Governo diz ter encontrado remédio com eficácia de 94% contra coronavírus em testes de laboratório, mas não divulga nome

 Governo diz ter encontrado remédio com eficácia de 94% contra coronavírus em testes de laboratório, mas não divulga nome

O Ministério da Ciência e Tecnologia informou ter encontrado dois remédios que reduzem a replicação do novo coronavírus em células humanas, sem causar efeitos colaterais. Um desses remédios teve eficácia de 94%. Os testes foram feitos em laboratório e serão replicados em 500 pacientes nas próximas semanas. O nome dos remédios, no entanto, não será divulgado antes dos resultados dos testes para que não haja corrida a farmácias.

De acordo com o ministério, o remédio tem baixo custo, incluindo genérico, e tem ampla distribuição no território. O anúncio foi feito pelo ministro Marcos Pontes durante coletiva no Palácio do Planalto. A expectativa dele é que o resultado dos testes seja divulgado até a metade de maio.

— No máximo na metade de maio, um momento crítico, nós teremos aqui uma solução de um tratamento, se Deus quiser, estou contando que esses testes clínicos realmente demonstrem a eficiência desse remédio, a probabilidade maior é essa. Considerando isso correto, a gente vai ter um tratamento com um remédio que não tem praticamente efeitos colaterais — disse Pontes.

Não há, no entanto, evidências científicas sólidas de uma medicação eficaz contra a Covid-19 registradas no mundo. Um levantamento encomendado pela Associação Médica Americana (AMA) e conduzido pela Universidade do Texas (EUA) avaliou mais de 100 testes clínicos de remédios contra o Sars-CoV-2 e “nenhuma terapia se mostrou efetiva” nestes quatro meses, segundo o estudo publicado na revista JAMA, o periódico da associação.

Os pesquisadores testaram inicialmente, pelo computador, dois mil medicamentos e encontraram seis substâncias consideradas promissoras.
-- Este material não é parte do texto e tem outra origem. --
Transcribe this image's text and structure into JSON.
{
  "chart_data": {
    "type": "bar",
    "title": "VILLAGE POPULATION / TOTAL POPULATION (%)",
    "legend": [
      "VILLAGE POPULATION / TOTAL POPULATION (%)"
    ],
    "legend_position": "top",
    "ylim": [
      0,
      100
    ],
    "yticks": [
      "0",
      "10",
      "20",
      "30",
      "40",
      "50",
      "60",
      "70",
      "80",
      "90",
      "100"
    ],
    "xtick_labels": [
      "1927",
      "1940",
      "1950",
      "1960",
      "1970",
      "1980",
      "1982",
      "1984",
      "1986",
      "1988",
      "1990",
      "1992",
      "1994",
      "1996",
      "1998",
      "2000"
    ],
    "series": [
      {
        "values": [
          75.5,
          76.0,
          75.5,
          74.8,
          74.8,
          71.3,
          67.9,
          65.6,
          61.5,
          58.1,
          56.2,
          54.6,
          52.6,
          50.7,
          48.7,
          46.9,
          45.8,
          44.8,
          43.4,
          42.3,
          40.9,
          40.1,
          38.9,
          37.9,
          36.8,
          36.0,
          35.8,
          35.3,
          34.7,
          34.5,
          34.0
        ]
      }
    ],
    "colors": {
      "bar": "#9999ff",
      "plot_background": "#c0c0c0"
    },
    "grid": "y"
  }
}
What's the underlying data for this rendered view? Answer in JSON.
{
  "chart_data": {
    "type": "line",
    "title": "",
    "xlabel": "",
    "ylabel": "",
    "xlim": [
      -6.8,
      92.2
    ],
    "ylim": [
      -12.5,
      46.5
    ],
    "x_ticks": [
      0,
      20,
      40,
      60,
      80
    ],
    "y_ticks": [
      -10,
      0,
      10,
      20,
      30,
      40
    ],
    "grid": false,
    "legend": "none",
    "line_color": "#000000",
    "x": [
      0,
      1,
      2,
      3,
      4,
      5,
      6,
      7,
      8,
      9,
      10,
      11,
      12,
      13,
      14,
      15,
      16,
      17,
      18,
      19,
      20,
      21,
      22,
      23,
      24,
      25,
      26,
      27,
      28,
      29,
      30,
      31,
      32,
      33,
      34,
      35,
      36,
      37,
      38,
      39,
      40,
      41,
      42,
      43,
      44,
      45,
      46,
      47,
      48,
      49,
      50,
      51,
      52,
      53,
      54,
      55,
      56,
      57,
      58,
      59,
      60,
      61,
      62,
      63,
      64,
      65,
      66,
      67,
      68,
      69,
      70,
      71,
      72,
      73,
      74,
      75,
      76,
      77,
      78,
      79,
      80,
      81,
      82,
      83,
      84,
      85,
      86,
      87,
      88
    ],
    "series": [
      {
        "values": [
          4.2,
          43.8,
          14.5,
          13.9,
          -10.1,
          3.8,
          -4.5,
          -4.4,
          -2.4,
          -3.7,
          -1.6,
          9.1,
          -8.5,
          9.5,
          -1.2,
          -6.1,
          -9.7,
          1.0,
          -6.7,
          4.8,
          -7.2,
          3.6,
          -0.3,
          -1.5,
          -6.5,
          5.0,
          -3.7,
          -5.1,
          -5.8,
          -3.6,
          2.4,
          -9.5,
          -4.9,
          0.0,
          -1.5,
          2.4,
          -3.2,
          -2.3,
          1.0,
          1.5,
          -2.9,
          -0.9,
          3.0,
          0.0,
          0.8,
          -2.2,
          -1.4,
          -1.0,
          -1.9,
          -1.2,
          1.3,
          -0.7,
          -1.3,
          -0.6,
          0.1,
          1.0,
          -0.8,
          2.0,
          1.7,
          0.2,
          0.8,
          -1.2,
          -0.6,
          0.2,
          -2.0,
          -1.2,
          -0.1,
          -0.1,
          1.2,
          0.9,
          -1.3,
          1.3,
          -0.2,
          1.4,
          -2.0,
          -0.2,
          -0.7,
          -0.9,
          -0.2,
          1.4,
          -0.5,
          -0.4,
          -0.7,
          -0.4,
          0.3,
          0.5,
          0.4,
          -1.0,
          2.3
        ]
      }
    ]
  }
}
Esses seis remédios foram testados em células infectadas com o coronavírus e dois deles reduziram a replicação viral.

Os testes clínicos serão realizados em sete hospitais: cinco no Rio de Janeiro, um em São Paulo e outro em Brasília. Nem os pacientes nem os médicos saberão qual remédio estarão utilizando.

— O médico vai receber a medicação, o placebo ou a medicação propriamente dita, e o paciente vai receber a medicação. O médico não sabe… É claro que tem um corpo que vai fazer isso, anterior ao recebimento do medicamento ou do placebo, e o médico de forma “randomizada” (aleatória) vai aplicar esse medicamento ou placebo nesses pacientes. Depois de todo o protocolo clínico realizado, isso é desvendado, e a gente sabe se houve eficiência ou não do medicamento — explicou o secretário de Políticas para Formação e Ações Estratégicas do ministério, Marcelo Morales.

O paciente receberá o medicamento durante cinco dias e será monitorado, no total, por 14 dias. O público que receberá será amplo.

— Vai ser amplo e a partir dos 18 anos. É o paciente que chegou com pneumonia, com tosse seca, febre e aquela característica da tomografia em vidro fosco. Ele não é tão grave, mas ele está com sintomas da Covid — disse o secretário.

Testes com inteligência artificial

Marcos Pontes também anunciou duas alternativas para suprir a ausência dos reagentes necessários para a realização de testes para coronavírus no Brasil. A primeira delas é a fabricação de um reagente nacional, em um laboratório da Universidade Federal de Minas Gerais (UFMG).

— Eles desenvolveram nessa unidade um reagente nacional que tem exatamente a mesma performance dos reagentes importados para esses testes diagnósticos — explicou. 

Outro anúncio foi um teste feito com inteligência artificial, que não precisa de reagentes.

— Temos uma outra alternativa que não precisa de reagente. É um equipamento, e esse equipamento utiliza inteligência artificial. Ele faz a iluminação por laser da saliva da pessoa que está sendo testada. Uma amostra de saliva que é iluminada por laser, e por isso a inteligência artificial consegue detectar a presença ou não da Covid — disse. — Ele consegue realizar em um minuto o resultado. É um teste rápido, preciso e sem reagente.

Segundo o ministro, esse equipamento poderá estar disponível em até 20 dias, com a capacidade de realizar 500 mil testes por dia:

— A máquina já existe, a inteligência artificial está sendo calibrada neste momento. Temos capacidade de, em 20 dias, colocar um número considerável destas máquinas, não sei o numero ao certo. Estas máquinas conseguem fazer 500 testes por dia. Se a gente pega mil máquinas dessas, são 500 mil testes por dia. Existe essa capacidade de se ter essas mil máquinas.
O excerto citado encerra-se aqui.